Die Todesmechanik ist manchmal frustrierend, aber das Spiel bietet genug Power‑Ups, um das auszugleichen. Ich spiele lieber in kurzen Sessions, um die Frustration zu minimieren.
Der fehlende Online‑Multiplayer ist ein Nachteil, aber das Spiel bleibt trotzdem unterhaltsam. Ich spiele lieber alleine, weil ich die KI-Gegner gut verstehe.
Die intensive Action ist gut, aber die kurze Level‑Länge kann schnell langweilig werden, wenn man nicht genug Zeit hat, um die Strategie zu entwickeln.
Die Roguelite‑Elemente sind solide, aber die Story bleibt flach. Ich hätte mir mehr narrative Tiefe gewünscht, besonders wenn man das Spiel mehrmals spielt.
88 Punkte sind fair, aber ich denke, das Spiel könnte mehr Story-Elemente haben, um die Wiederspielbarkeit zu erhöhen.
Die steile Lernkurve macht das Spiel für Anfänger unzugänglich. Ich habe mehrere Versuche gebraucht, um die Grundmechaniken zu verstehen, und das hat mich frustriert.
Die Todesmechanik ist zu frustrierend. Ein einziger Fehler kann den Fortschritt zunichte machen, und es gibt keine Möglichkeit, den Verlust zu kompensieren. Das wirkt unfair.
Kurze Level‑Länge ist ein Problem. Ich habe das Gefühl, dass das Spiel zu schnell vorbei ist und keine tiefere Strategie bietet.
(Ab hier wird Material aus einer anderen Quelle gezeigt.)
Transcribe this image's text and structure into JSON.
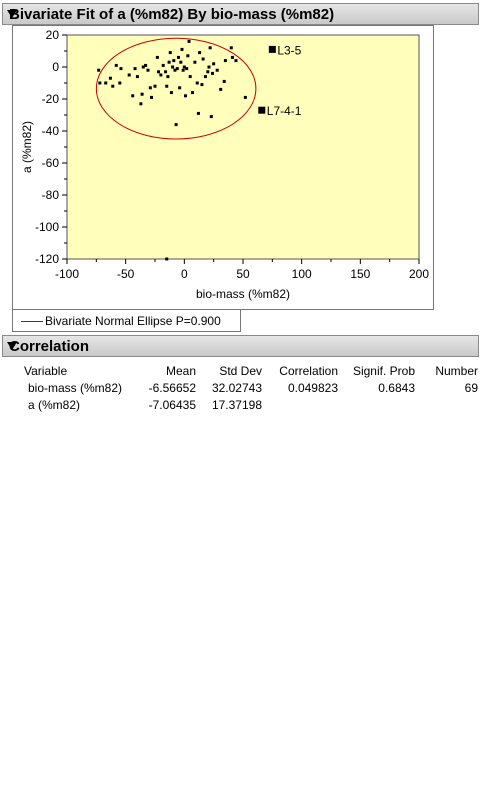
{
  "report": {
    "title": "Bivariate Fit of a (%m82) By bio-mass (%m82)",
    "legend_label": "Bivariate Normal Ellipse P=0.900"
  },
  "correlation": {
    "title": "Correlation",
    "headers": [
      "Variable",
      "Mean",
      "Std Dev",
      "Correlation",
      "Signif. Prob",
      "Number"
    ],
    "rows": [
      [
        "bio-mass (%m82)",
        "-6.56652",
        "32.02743",
        "0.049823",
        "0.6843",
        "69"
      ],
      [
        "a (%m82)",
        "-7.06435",
        "17.37198",
        "",
        "",
        ""
      ]
    ]
  },
  "colors": {
    "plot_bg": "#ffffbb",
    "point": "#000000",
    "ellipse": "#cc0000"
  },
  "chart_data": {
    "type": "scatter",
    "xlabel": "bio-mass (%m82)",
    "ylabel": "a (%m82)",
    "xlim": [
      -100,
      200
    ],
    "ylim": [
      -120,
      20
    ],
    "xticks": [
      -100,
      -50,
      0,
      50,
      100,
      150,
      200
    ],
    "yticks": [
      20,
      0,
      -20,
      -40,
      -60,
      -80,
      -100,
      -120
    ],
    "grid": false,
    "ellipse": {
      "label": "Bivariate Normal Ellipse P=0.900",
      "center": [
        -6.57,
        -7.06
      ],
      "x_range": [
        -75,
        61
      ],
      "y_range": [
        -45,
        18
      ]
    },
    "points": [
      [
        -73,
        -2
      ],
      [
        -72,
        -10
      ],
      [
        -67,
        -10
      ],
      [
        -63,
        -7
      ],
      [
        -61,
        -12
      ],
      [
        -58,
        1
      ],
      [
        -55,
        -10
      ],
      [
        -54,
        -1
      ],
      [
        -47,
        -5
      ],
      [
        -44,
        -18
      ],
      [
        -42,
        -1
      ],
      [
        -40,
        -6
      ],
      [
        -37,
        -23
      ],
      [
        -36,
        -17
      ],
      [
        -35,
        0
      ],
      [
        -33,
        1
      ],
      [
        -31,
        -2
      ],
      [
        -29,
        -13
      ],
      [
        -28,
        -19
      ],
      [
        -25,
        -12
      ],
      [
        -23,
        6
      ],
      [
        -22,
        -3
      ],
      [
        -20,
        -5
      ],
      [
        -18,
        1
      ],
      [
        -16,
        -3
      ],
      [
        -15,
        -12
      ],
      [
        -14,
        -6
      ],
      [
        -13,
        3
      ],
      [
        -12,
        9
      ],
      [
        -11,
        -16
      ],
      [
        -10,
        0
      ],
      [
        -9,
        4
      ],
      [
        -8,
        -2
      ],
      [
        -7,
        -36
      ],
      [
        -6,
        -1
      ],
      [
        -5,
        6
      ],
      [
        -4,
        -13
      ],
      [
        -3,
        3
      ],
      [
        -2,
        11
      ],
      [
        -1,
        -2
      ],
      [
        0,
        0
      ],
      [
        1,
        -18
      ],
      [
        2,
        -1
      ],
      [
        3,
        7
      ],
      [
        4,
        16
      ],
      [
        5,
        -6
      ],
      [
        7,
        -16
      ],
      [
        9,
        3
      ],
      [
        11,
        -10
      ],
      [
        12,
        -29
      ],
      [
        13,
        9
      ],
      [
        15,
        -11
      ],
      [
        16,
        5
      ],
      [
        18,
        -6
      ],
      [
        20,
        -3
      ],
      [
        21,
        0
      ],
      [
        22,
        12
      ],
      [
        23,
        -31
      ],
      [
        24,
        -4
      ],
      [
        25,
        2
      ],
      [
        28,
        -2
      ],
      [
        31,
        -14
      ],
      [
        34,
        -9
      ],
      [
        35,
        4
      ],
      [
        40,
        12
      ],
      [
        41,
        6
      ],
      [
        44,
        4
      ],
      [
        52,
        -19
      ],
      [
        -15,
        -120
      ]
    ],
    "labeled_points": [
      {
        "label": "L3-5",
        "x": 75,
        "y": 11
      },
      {
        "label": "L7-4-1",
        "x": 66,
        "y": -27
      }
    ]
  }
}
Fehlender Online‑Multiplayer ist ein großer Mangel. In einer Zeit, in der Multiplayer ein Muss ist, fehlt das Spiel an sozialer Interaktion. Das reduziert die Attraktivität erheblich.
Die begrenzte Story‑Vertiefung ist enttäuschend. Ich hätte mir mehr Kontext gewünscht, um die Charaktere und das Universum besser zu verstehen. Das Spiel bleibt oberflächlich.